Prokofjevs ´Klassieke´ symfonie (1917) geldt als zéér melodieuze hommage aan Joseph Haydn, De neoklassieke inslag ervan is net zo onmiskenbaar als de spiritualiteit die hoogtijd viert. Binnen de klassieke vormgeving buitelen de meest kostelijke invallen voortdurend over elkaar heen en is de sprankelende luchthartigheid zo aanstekelijk dat het werk al spoedig grote populariteit genoot en nog steeds deel uitmaakt van het standaardrepertoire van menig symfonie- én kamerorkest.
Dat geldt niet minder voor de door de componist samengestelde twee suites uit zijn ballet Romeo en Julia, naar Shakespeares The Most Excellent and Lamentable Tragedy of Romeo and Juliet (1591-96), over het gelijknamige liefdespaar dat door twee elkander vijandig gezinde families danig in de weg wordt gezeten. De tragedie die ook andere componisten heeft geïnspireerd en die we kennen in verschillende varianten, van onder anderen Tsjaikovski, Berlioz en dus ook Prokofjev, die de liefdesromantiek, maar ook die onmogelijke liefde en de strijd tussen de Capulets en de Montagues in zijn balletmuziek op ongeëvenaarde wijze heeft weten uit te beelden. Dat een aantal instrumenten verre van alledaags zijn, zoals de tenorsaxofoon, kornet, viola d’amore en mandoline, heeft de populariteit van het werkbepaald niet in de weg gestaan.
Hoewel het dramatische verloop door de samenstelling van deze orkestsuites onherroepelijk wordt aangetast, heeft Prokofjev wel goed doorzien dat er zeker een ‘markt’ voor was, resulterend in 1936 in de eerste twee (zevendelige) orkestsuites (op. 64a en b), met in 1946 nog daaraan toegevoegd een derde, de aanmerkelijk minder populair geworden zesdelige orkestsuite (op. 101). Dan is er nog de tiendelige pianosuite op. 75 (1936-37).
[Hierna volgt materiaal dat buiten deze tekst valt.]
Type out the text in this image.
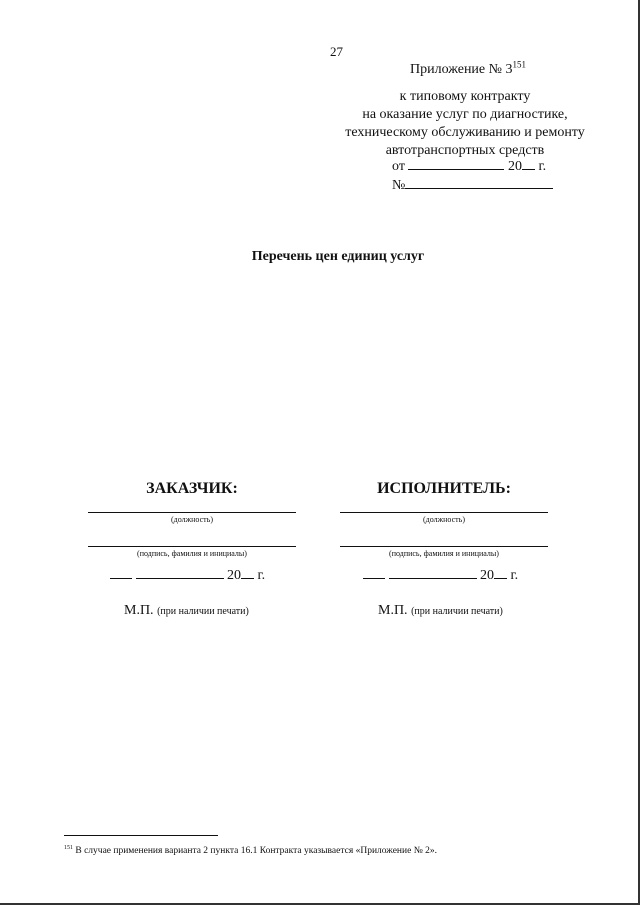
27
Приложение № $3^{151}$
к типовому контракту
на оказание услуг по диагностике,
техническому обслуживанию и ремонту
автотранспортных средств
от	20 г.
№
Перечень цен единиц услуг
ЗАКАЗЧИК:
(должность)
(подпись, фамилия и инициалы)
20 г.
М.П. (при наличии печати)
ИСПОЛНИТЕЛЬ:
(должность)
(подпись, фамилия и инициалы)
20 г.
М.П. (при наличии печати)
$^{151}$ В случае применения варианта 2 пункта 16.1 Контракта указывается «Приложение № 2».
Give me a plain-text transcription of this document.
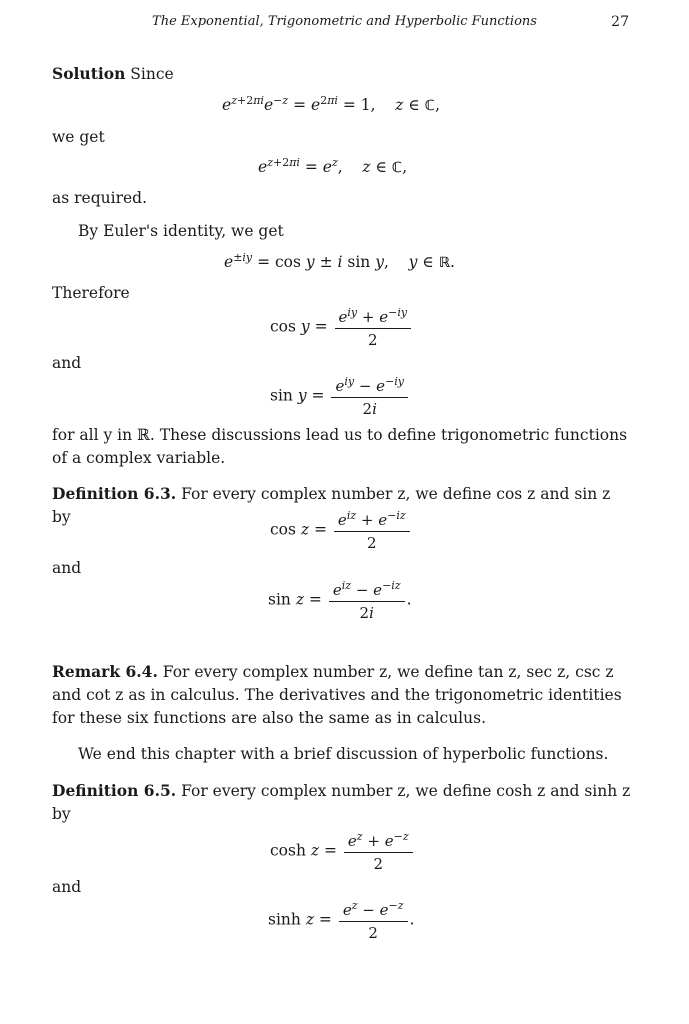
The Exponential, Trigonometric and Hyperbolic Functions	27
Solution Since
$e^{z+2\pi i}e^{-z} = e^{2\pi i} = 1$,    z ∈ ℂ,
we get
$e^{z+2\pi i} = e^z$,    z ∈ ℂ,
as required.
By Euler's identity, we get
$e^{\pm iy} = \cos y \pm i$ sin y,    y ∈ ℝ.
Therefore
$\cos y = \frac{e^{iy} + e^{-iy}}{2}$
and
$\sin y = \frac{e^{iy} - e^{-iy}}{2i}$
for all y in ℝ. These discussions lead us to define trigonometric functions of a complex variable.
Definition 6.3. For every complex number z, we define cos z and sin z by
$\cos z = \frac{e^{iz} + e^{-iz}}{2}$
and
$\sin z = \frac{e^{iz} - e^{-iz}}{2i}$ .
Remark 6.4. For every complex number z, we define tan z, sec z, csc z and cot z as in calculus. The derivatives and the trigonometric identities for these six functions are also the same as in calculus.
We end this chapter with a brief discussion of hyperbolic functions.
Definition 6.5. For every complex number z, we define cosh z and sinh z by
$\cosh z = \frac{e^z + e^{-z}}{2}$
and
$\sinh z = \frac{e^z - e^{-z}}{2}$ .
De door de componist gepubliceerde volgorde van de eerste twee suites is als volgt:
Suite nr. 1 op. 64a
1. Volksdans
2. Scène (de straat ontwaakt)
3. Madrigaal
4. Menuet (aankomst van de gasten)
5. Masqué
6. Romeo en Julia (balkonscène en liefdesdans)
7. Dood van Tybalt
Suite nr. 2 op. 64b
1. Montagues en Capulets
2. Julia als jong meisje
3. Monnik Laurence
4. Dans van de vijf paren
5. Romeo en Julia vóór het afscheid
6. Dans van de meisjes met de lelies
7. Romeo en Julia’s graftombe
Veel dirigenten hebben zich van deze chronologie weinig aangetrokken. Ze kozen een eigen volgorde of lieten, als het zo uitkwam, een aantal delen gewoon weg. Dat zien we gelukkig niet terug in de uitvoering door het filharmonisch orkest van Straatsburg onder Aziz Shokhakimov, want we horen niet alleen de veertien deeltjes, maar ook in de door de componist voorgeschreven volgorde.
De lezing van Shokhakimov is zeker kleurrijk en fascinerend, maar mist wel het uiterste aan sprankeling en klankraffinement van de Berliner Philharmoniker onder Claudio Abbado (DG). De fijnmazige kleurschakeringen, het met dramatiek doordesemde ‘pesante’ in De Montagues en Capulets, en de vederlichte Dans van de meisjes met de lelies zijn door de Berlijners toch echt van een andere orde.
Die lijn kan eveneens worden doorgetrokken naar de ‘Klassieke’ symfonie, want ook hier geef ik (nog steeds!) de voorkeur aan Abbado, ditmaal met het Chamber Orchestra of Europe (DG), een waar schoolvoorbeeld van transparantie en flonkering op bijna kamermuzikaal niveau.